A few years ago I wrote a column for the local newspaper with the headline If You’re Comfortable, It’s Not Multicultural.  The piece grew out of my 25 years of experience as the pastor of a congregation near Chicago which was 25% African American, 10% Hispanic and 65% Caucasian.  On top of that we shared our building with a partner congregation, The Thai Community Church.


            I would explain the challenge of my job by saying, “In a homogeneous congregation or community, members identify a problem and then debate the solution.  In a multicultural situation, stake holders begin by debating the nature of the problem.”  That’s because different cultures view what they see through different interpretive lenses.  Sometimes the multicultural encounters result in unexpected gifts of grace and sometimes in discouraging frustration.


            In 2009, I realized that I had forty days of unscheduled time in Thailand between the seventh mission trip I had helped lead in the “Land of Smiles” and an international conference in Pattaya on the Gulf of Thailand.  I was at a point in my life where I felt the need to test my two primary relationships: with God and with my self. 


            Thai culture in general and Buddhism in particular, to me, would provide what Richard Rohr refers to as “a wall to butt up against. . .a worthy opponent against which we test our mettle.”  “Wholeness and holiness,” he declared, “will always stretch us beyond our small comfort zone.”  The Gospel of Matthew states that it was the Spirit that led Jesus into the wilderness to be tested by the devil.  Thai culture and Buddhism certainly aren’t the devil incarnate.  It was the testing part of the story which was pushing me.


            I grabbed the opportunity to test these two relationships by traveling around Thailand alone—with my limited Thai vocabulary and my neurological disorder–to plunge into the deep end of the cultural pool, if you will, and see if I would sink or swim.  Before leaving I joked with my friends and family that my only traveling companions would be my self and God, and I didn’t know if I would get along with either one.


            I wrote Forty Days Alone in Thailand partly as a spiritual travel memoir, but partly as a way of encouraging readers to risk moving out of their cultural comfort zones as a way of meeting themselves again as if for the first time.

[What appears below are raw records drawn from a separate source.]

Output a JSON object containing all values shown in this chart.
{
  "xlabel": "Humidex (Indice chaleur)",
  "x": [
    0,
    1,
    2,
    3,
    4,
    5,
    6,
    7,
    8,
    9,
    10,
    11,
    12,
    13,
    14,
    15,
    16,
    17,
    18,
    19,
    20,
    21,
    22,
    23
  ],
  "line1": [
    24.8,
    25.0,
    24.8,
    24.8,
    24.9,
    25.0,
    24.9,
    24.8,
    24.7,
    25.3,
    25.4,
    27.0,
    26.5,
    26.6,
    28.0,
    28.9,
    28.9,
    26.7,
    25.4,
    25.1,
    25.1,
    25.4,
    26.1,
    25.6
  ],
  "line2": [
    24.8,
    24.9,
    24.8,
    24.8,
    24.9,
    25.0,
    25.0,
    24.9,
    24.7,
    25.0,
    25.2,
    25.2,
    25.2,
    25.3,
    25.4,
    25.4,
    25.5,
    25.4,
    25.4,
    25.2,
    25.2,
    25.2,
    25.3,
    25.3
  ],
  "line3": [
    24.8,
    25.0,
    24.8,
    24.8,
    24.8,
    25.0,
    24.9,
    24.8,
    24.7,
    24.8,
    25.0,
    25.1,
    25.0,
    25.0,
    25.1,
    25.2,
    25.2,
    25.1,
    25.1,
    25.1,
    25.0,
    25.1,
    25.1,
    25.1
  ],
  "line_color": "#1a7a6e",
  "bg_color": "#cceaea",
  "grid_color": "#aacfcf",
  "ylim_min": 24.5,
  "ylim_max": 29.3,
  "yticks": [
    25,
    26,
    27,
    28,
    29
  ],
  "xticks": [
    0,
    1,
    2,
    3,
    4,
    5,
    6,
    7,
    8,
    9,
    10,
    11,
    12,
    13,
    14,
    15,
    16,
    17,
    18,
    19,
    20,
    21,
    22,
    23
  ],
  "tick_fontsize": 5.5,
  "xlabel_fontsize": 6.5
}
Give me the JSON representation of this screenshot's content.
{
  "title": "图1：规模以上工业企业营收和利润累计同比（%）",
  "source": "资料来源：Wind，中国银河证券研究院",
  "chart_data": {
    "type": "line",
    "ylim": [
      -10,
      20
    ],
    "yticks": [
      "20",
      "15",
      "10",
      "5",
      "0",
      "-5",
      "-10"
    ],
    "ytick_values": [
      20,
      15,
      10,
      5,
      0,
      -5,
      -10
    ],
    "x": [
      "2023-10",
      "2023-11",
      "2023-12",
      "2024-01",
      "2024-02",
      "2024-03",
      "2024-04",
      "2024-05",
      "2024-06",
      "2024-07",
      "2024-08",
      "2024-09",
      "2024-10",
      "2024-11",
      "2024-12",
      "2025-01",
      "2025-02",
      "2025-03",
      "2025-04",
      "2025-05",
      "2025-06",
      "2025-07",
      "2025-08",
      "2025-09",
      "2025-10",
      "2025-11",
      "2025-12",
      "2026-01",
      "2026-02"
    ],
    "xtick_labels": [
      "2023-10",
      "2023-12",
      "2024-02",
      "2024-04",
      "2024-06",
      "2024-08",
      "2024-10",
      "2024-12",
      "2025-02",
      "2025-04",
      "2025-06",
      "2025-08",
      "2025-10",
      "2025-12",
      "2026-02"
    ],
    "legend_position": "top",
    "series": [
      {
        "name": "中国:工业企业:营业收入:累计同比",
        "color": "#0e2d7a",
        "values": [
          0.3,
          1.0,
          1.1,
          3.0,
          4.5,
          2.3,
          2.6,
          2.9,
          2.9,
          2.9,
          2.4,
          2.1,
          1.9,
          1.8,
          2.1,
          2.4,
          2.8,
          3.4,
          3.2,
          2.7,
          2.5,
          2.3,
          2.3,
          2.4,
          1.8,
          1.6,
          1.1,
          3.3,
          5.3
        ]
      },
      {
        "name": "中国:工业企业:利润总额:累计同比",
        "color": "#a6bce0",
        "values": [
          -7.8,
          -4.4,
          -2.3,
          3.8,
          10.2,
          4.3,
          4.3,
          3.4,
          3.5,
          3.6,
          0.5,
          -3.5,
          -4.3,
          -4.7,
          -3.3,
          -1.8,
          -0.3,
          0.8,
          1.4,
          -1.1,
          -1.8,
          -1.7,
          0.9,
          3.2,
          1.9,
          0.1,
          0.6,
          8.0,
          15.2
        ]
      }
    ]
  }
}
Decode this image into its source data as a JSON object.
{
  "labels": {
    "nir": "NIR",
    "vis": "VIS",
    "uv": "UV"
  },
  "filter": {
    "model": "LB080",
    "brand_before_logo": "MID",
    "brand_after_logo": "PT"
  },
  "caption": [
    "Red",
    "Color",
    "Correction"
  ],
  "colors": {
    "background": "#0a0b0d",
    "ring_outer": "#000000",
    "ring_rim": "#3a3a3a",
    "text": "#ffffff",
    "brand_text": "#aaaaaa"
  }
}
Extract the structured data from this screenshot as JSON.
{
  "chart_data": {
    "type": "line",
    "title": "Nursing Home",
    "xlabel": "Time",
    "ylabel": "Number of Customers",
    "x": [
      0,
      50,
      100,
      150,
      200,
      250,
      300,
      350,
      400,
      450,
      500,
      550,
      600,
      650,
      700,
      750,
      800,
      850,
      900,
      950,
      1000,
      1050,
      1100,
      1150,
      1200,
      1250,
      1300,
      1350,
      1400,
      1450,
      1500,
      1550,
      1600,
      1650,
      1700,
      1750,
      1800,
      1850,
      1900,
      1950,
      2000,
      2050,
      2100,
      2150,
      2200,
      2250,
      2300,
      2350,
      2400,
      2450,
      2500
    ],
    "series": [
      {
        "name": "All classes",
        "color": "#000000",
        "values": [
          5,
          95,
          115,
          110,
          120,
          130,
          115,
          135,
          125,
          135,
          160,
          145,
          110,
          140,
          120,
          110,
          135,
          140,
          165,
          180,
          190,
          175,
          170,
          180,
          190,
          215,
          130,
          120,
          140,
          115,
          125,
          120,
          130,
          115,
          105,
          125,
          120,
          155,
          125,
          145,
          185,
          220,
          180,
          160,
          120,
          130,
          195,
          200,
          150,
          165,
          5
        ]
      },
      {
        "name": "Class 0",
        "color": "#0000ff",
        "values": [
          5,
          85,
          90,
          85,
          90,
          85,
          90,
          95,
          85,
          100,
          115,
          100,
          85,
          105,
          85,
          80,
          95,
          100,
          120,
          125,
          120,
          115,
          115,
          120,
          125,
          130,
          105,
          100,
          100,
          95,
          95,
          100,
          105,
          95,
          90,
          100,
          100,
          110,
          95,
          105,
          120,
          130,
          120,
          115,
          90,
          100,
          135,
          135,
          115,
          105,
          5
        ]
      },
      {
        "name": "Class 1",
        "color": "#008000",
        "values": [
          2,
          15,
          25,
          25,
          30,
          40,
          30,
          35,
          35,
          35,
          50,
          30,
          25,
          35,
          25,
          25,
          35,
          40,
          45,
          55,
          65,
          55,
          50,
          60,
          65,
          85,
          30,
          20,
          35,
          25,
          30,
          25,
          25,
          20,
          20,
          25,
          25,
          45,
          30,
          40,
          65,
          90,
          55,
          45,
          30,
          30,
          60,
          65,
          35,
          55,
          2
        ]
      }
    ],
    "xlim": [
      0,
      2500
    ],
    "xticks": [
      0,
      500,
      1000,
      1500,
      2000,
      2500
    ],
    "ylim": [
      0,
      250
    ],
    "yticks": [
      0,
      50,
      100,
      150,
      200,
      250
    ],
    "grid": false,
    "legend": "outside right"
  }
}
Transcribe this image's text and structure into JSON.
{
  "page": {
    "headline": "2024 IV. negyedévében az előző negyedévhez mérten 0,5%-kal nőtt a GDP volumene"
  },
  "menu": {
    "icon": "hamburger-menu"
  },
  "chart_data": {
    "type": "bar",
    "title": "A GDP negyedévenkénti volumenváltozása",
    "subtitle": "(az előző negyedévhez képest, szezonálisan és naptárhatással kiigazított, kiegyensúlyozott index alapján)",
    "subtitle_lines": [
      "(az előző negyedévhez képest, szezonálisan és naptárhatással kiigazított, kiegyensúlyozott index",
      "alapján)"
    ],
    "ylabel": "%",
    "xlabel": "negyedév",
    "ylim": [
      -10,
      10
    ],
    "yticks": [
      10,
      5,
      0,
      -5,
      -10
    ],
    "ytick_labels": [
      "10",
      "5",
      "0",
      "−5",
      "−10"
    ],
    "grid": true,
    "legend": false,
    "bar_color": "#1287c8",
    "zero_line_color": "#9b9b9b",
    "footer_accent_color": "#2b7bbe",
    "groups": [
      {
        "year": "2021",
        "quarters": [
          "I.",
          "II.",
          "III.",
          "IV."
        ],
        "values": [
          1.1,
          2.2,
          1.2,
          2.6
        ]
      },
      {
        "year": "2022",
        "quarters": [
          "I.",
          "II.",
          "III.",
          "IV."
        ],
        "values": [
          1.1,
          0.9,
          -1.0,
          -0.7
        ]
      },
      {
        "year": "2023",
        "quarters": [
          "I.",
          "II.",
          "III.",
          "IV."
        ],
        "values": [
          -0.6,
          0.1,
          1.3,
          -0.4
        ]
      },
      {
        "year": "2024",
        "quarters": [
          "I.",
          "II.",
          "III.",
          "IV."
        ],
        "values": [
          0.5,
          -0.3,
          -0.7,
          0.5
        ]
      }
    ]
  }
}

Bill Bishop, in The Big Sort, Why the Clustering of Like-Minded America is Tearing Us Apart, writes, “As Americans have moved over the past three decades, they have clustered in communities of sameness, among people with similar ways of life, beliefs, and, in the end, politics.”  


            “And we are living with the consequences of this segregation by way of life,” he argues, “pockets of like-minded citizens that have become so ideologically inbred that we don’t know, can’t understand, and can barely conceive of ‘those people’ who live just a few miles away.”


            I hope and pray that the vicarious trip through Thailand this memoir provides will expose readers to the values, customs and ways of life of one segment of “those people” which will help them see themselves, their faith and their culture in new ways.